Temporisant, je répondis :

« En vous voyant fuir les hangars, nous vous avions pris pour des destinistes.

— Bon. Oublions cela. Si vous êtes bien aux ordres du conseil, jetez vos armes, et nous rentrerons ensemble.

— Pourquoi jeter nos armes ?

— Vous pouvez être des destinistes. Je ne le crois pas, mais je ne veux pas courir de risques inutiles.

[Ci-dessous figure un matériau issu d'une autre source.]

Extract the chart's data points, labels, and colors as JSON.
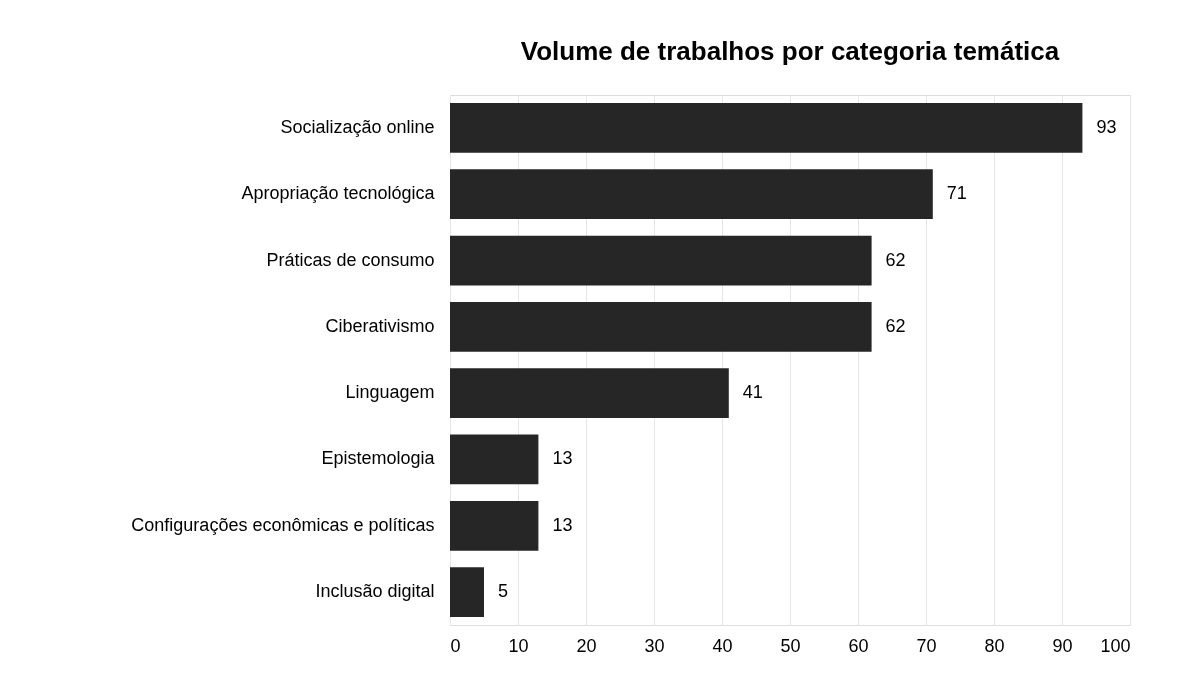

— Nous sommes une force de la police régulière. C’est à vous de jeter vos armes !

— Comment pouvez-vous le prouver ?

— Deux de nos hommes vont sortir, et vous montreront leurs insignes.

— Accepté. »

Je fis signe à deux hommes qui se glissèrent par la fenêtre et coururent vers les insurgés. Au bout de quelques instants, Karnol dit :

« C’est bien. Nous avons vu les insignes » Nous allons jeter nos armes. »

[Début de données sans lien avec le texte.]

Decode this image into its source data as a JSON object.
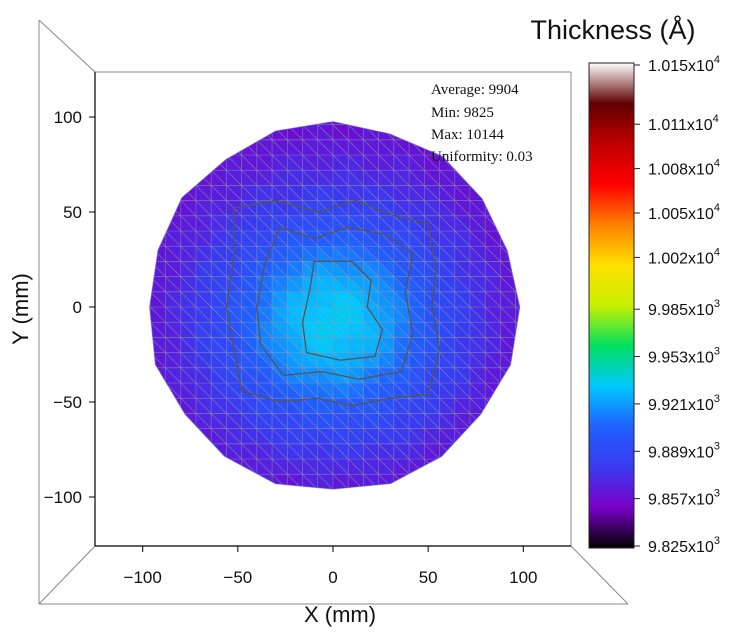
{
  "chart_data": {
    "type": "heatmap",
    "subtype": "wafer-thickness-map",
    "xlabel": "X (mm)",
    "ylabel": "Y (mm)",
    "xlim": [
      -125,
      125
    ],
    "ylim": [
      -125,
      125
    ],
    "x_ticks": [
      -100,
      -50,
      0,
      50,
      100
    ],
    "y_ticks": [
      100,
      50,
      0,
      -50,
      -100
    ],
    "wafer_radius_mm": 97,
    "stats": {
      "average": "Average: 9904",
      "min": "Min: 9825",
      "max": "Max: 10144",
      "uniformity": "Uniformity:  0.03"
    },
    "colorbar": {
      "title": "Thickness (Å)",
      "range": [
        9825,
        10150
      ],
      "ticks": [
        {
          "value": 10150,
          "mant": "1.015x10",
          "exp": "4"
        },
        {
          "value": 10110,
          "mant": "1.011x10",
          "exp": "4"
        },
        {
          "value": 10080,
          "mant": "1.008x10",
          "exp": "4"
        },
        {
          "value": 10050,
          "mant": "1.005x10",
          "exp": "4"
        },
        {
          "value": 10020,
          "mant": "1.002x10",
          "exp": "4"
        },
        {
          "value": 9985,
          "mant": "9.985x10",
          "exp": "3"
        },
        {
          "value": 9953,
          "mant": "9.953x10",
          "exp": "3"
        },
        {
          "value": 9921,
          "mant": "9.921x10",
          "exp": "3"
        },
        {
          "value": 9889,
          "mant": "9.889x10",
          "exp": "3"
        },
        {
          "value": 9857,
          "mant": "9.857x10",
          "exp": "3"
        },
        {
          "value": 9825,
          "mant": "9.825x10",
          "exp": "3"
        }
      ],
      "colors": [
        "#000000",
        "#7a00c8",
        "#3a3af0",
        "#2060ff",
        "#00c8ff",
        "#00e060",
        "#c8f000",
        "#ffe000",
        "#ff8000",
        "#ff0000",
        "#c00000",
        "#600000",
        "#ffffff"
      ]
    },
    "field": {
      "center_x_mm": 0,
      "center_y_mm": -8,
      "peak_value": 9935,
      "edge_value": 9862,
      "min_value": 9858,
      "falloff_radius_mm": 60
    },
    "contours": [
      {
        "level": 9885,
        "points_mm": [
          [
            -52,
            52
          ],
          [
            -30,
            56
          ],
          [
            -8,
            50
          ],
          [
            12,
            56
          ],
          [
            32,
            48
          ],
          [
            50,
            44
          ],
          [
            54,
            20
          ],
          [
            52,
            0
          ],
          [
            56,
            -22
          ],
          [
            50,
            -46
          ],
          [
            30,
            -48
          ],
          [
            10,
            -52
          ],
          [
            -8,
            -48
          ],
          [
            -28,
            -50
          ],
          [
            -48,
            -44
          ],
          [
            -52,
            -22
          ],
          [
            -56,
            0
          ],
          [
            -52,
            26
          ]
        ]
      },
      {
        "level": 9905,
        "points_mm": [
          [
            -28,
            42
          ],
          [
            -10,
            36
          ],
          [
            8,
            42
          ],
          [
            28,
            38
          ],
          [
            42,
            28
          ],
          [
            38,
            8
          ],
          [
            42,
            -14
          ],
          [
            36,
            -34
          ],
          [
            14,
            -38
          ],
          [
            -6,
            -34
          ],
          [
            -26,
            -36
          ],
          [
            -38,
            -20
          ],
          [
            -40,
            0
          ],
          [
            -36,
            22
          ]
        ]
      },
      {
        "level": 9925,
        "points_mm": [
          [
            -10,
            24
          ],
          [
            10,
            24
          ],
          [
            20,
            14
          ],
          [
            18,
            0
          ],
          [
            26,
            -12
          ],
          [
            22,
            -26
          ],
          [
            4,
            -28
          ],
          [
            -14,
            -24
          ],
          [
            -16,
            -8
          ],
          [
            -12,
            10
          ]
        ]
      }
    ]
  }
}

Les insignes ne pouvaient être portés que par les hommes pour qui ils avaient été spécialement fabriqués et auraient été mortels pour tout autre. Le secret de leur fabrication n’était connu que du conseil. Par ailleurs, Karnol, son coup manqué, et probablement au courant de son échec total, prenait la seule voie possible : jouer le rôle du héros qui a brisé l’assaut des portes, comptant que nul n’était au courant de sa trahison.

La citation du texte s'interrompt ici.